La noche comenzó ya de forma soberbia, con un Nuit d'étoiles debussiniano para enmarcar. La voz de Devieilhe y el piano de Alexandre Tharaud se acompañan de forma sublime. El uno a la otra y la una al otro. Porque si por algo ha destacado este recital es por la innegable capacidad de ambos por recrear atmósferas, tan necesarias, vitales, en autores como Debussy o Ravel. El piano de Tharaud auna clarividencia en el fraseo y el suficiente pathos, llevado hasta el drama cuando se le requiere, para crear colorísticas suspensiones o cristalinos juegos rápidos. Son todo detalles que podría extrapolar al arte de la soprano francesa, muy cuidada en el decir, con un fraseo y una dicción inmaculadas, sumadas a una meticulosa teatralidad, siempre de agradecer. Es de esta manera como consiguen una sobresaliente versión de las Fêtes galantes, del Poulenc más inquieto y, justo a continuación, un extraordinario Après un rêve de Fauré.

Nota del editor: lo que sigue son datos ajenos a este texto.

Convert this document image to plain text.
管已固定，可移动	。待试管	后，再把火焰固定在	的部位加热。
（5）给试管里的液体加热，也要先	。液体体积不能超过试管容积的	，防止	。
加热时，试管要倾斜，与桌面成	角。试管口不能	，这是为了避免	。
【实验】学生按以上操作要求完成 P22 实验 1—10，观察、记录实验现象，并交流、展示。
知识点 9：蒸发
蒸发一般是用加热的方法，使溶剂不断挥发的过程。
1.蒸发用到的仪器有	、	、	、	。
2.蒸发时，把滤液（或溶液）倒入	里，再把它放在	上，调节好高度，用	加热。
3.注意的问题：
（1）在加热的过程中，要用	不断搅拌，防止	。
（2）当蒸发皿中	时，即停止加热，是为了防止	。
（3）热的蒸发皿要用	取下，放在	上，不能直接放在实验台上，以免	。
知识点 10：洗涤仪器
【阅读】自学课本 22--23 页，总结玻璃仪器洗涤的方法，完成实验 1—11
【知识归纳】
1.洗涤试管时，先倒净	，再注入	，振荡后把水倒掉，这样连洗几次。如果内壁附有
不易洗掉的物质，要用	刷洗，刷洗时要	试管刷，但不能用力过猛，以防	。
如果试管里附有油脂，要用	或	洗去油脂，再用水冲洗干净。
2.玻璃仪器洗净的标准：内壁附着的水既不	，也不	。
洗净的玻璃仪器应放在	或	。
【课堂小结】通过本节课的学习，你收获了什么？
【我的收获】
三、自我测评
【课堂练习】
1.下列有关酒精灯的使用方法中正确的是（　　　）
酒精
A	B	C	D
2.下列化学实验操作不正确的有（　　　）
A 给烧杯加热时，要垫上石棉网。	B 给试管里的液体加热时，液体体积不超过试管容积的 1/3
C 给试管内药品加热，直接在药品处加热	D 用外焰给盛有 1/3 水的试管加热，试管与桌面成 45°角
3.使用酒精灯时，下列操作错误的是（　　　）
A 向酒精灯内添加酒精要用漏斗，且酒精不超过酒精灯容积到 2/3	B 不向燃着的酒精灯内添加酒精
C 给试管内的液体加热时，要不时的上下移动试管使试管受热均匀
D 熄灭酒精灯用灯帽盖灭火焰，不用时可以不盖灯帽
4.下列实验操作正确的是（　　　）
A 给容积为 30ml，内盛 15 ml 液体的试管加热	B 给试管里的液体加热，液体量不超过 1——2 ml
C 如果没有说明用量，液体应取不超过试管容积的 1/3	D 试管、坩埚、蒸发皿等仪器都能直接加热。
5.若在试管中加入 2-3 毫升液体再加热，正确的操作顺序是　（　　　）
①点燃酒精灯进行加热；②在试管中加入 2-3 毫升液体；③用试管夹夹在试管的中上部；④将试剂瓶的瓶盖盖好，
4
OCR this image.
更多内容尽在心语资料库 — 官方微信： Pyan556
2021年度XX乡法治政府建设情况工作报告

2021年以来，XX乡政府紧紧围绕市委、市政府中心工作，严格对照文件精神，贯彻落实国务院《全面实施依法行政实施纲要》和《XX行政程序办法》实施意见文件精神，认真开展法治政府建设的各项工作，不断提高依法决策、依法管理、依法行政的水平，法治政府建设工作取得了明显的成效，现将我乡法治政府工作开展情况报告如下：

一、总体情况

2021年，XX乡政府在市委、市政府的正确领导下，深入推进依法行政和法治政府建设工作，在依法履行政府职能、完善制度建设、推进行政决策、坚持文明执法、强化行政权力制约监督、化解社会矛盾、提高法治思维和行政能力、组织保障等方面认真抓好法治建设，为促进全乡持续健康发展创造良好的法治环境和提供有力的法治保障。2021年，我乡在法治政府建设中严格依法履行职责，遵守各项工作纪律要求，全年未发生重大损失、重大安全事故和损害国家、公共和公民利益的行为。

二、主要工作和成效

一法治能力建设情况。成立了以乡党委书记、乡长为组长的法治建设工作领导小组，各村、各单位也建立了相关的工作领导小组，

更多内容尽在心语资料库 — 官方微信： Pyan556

El diáfano timbre de Devieilhe, que corre con aparente comodidad desde las notas más graves de su tesitura a las más agudas, se une, además, a la inteligencia de una artista mayúscula, con una técnica trabajada que le permite ofrecer un dechado de matices y detalles cánoros. Sutiles, cuidados, sin estridencias, sin extravagancias. Lo mejor aún estaba por llegar, a medida que el recital avanzaba. Las Ariettes oubliées de Debussy fueron ofrecidas con el sentimiento justo y el juego de dinámicas que el autor requiere, dejando ver tantas tonalidaes pastel como brillos son posibles en estas partituras. El súmumm, para quien escribe, llegó no obstante con las Cinq mélodies populaires grecques de Ravel, donde el francés une su idea de exotismo a su idea de tradición de forma sublime. No hubo detalle que fuese ajeno a soprano y pianista. La réveil de la mariée sonó magnífica... pero fue con la Chanson des cueilleuses de lentisques [Canción de las recolectoras de lentiscos (pistachos traduce el CNDM)], con la cantante en concomitancia con los ecos que la caja del propio piano le ofrecían, donde el tiempo se detuvo. Pura magia. En las propinas, extraordinarias piezas operísticas de Ravel y Rameau, cerrando con el broche de un sutilísimo Youkali, de Weill. Lo difícil de esta noche fue volver a la realidad de fuera del teatro.
Foto: Rafa Martín / CNDM.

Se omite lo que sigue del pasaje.